Training your feet for long distance hiking
admin August 21, 2007
Conditioning your feet for long distance hiking is merely a matter of…hiking. Nothing replaces getting out on the trail with weight bouncing off rocks and pushing yourself. I do find it difficult and sometimes I am too lazy to put all my equipment together, but I know I need to work up some miles to condition both my feet and my body for my upcoming long distance hikes.
Here are some ideas on how to get your feet happy…
1) Hike Barefoot for a few miles on the weekend. This is a great way to really put some stress on your toes, a short distance during the weekend or evening will go a long way to training. A bit awkward in some parts of the world I know. Try this product out. Vibram: FiveFingers Classic. These are just enough protection for rocks and such and will can really ease the pain of breaking in your feet.
2. When on training hikes, ALWAYS wear your sock/shoe combination that you would on the PCT. When trained in your exact gear your feet will begin to find the sweet spot and your comfort level will go way up.

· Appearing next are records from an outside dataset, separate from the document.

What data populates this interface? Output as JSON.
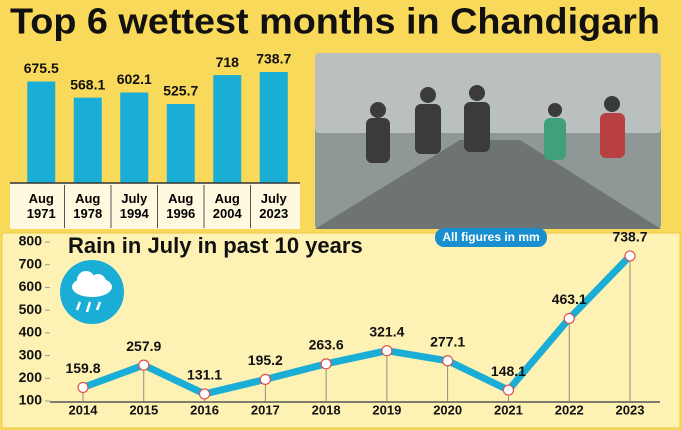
{
  "title": "Top 6 wettest months in Chandigarh",
  "note": "All figures in mm",
  "chart_data": [
    {
      "type": "bar",
      "categories": [
        "Aug 1971",
        "Aug 1978",
        "July 1994",
        "Aug 1996",
        "Aug 2004",
        "July 2023"
      ],
      "values": [
        675.5,
        568.1,
        602.1,
        525.7,
        718,
        738.7
      ],
      "color": "#1aaed6"
    },
    {
      "type": "line",
      "title": "Rain in July in past 10 years",
      "categories": [
        "2014",
        "2015",
        "2016",
        "2017",
        "2018",
        "2019",
        "2020",
        "2021",
        "2022",
        "2023"
      ],
      "values": [
        159.8,
        257.9,
        131.1,
        195.2,
        263.6,
        321.4,
        277.1,
        148.1,
        463.1,
        738.7
      ],
      "color": "#1aaed6",
      "ylim": [
        100,
        800
      ],
      "yticks": [
        100,
        200,
        300,
        400,
        500,
        600,
        700,
        800
      ]
    }
  ]
}
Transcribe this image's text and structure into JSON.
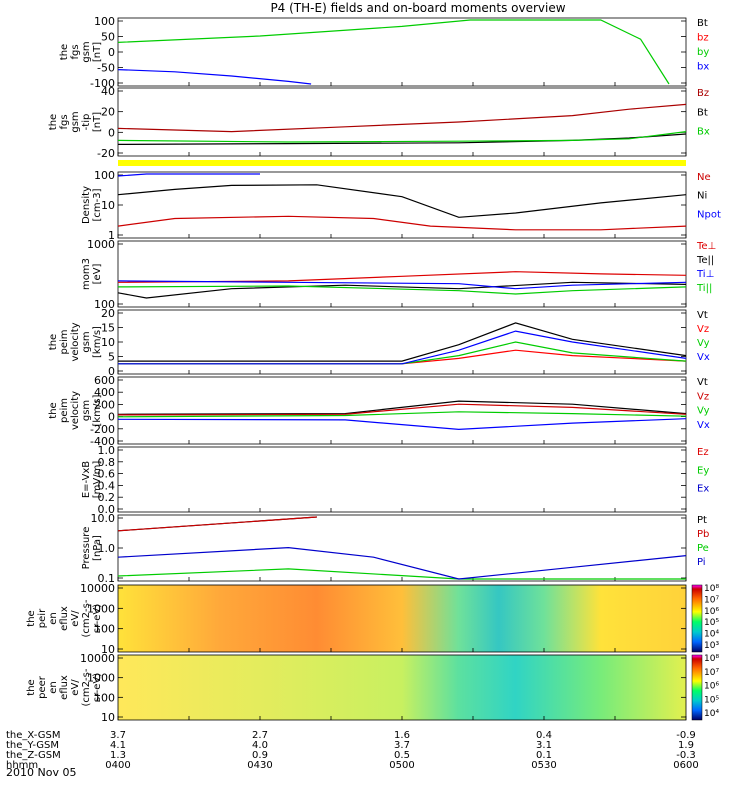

3. Short trail runs. Awesome way to get the blood in your feet pumping and help them tighten up.
4. Heavy weighted day hikes. Strengthens your back, legs, upper body and definetly trains your feet for abuse.
5. Back to back training days. Up to about a month before you are leaving, start taking back to back hikes of 15-20 miles, with your pack weight. This is probably the most important means of training your feet (and your body) for the hike ahead.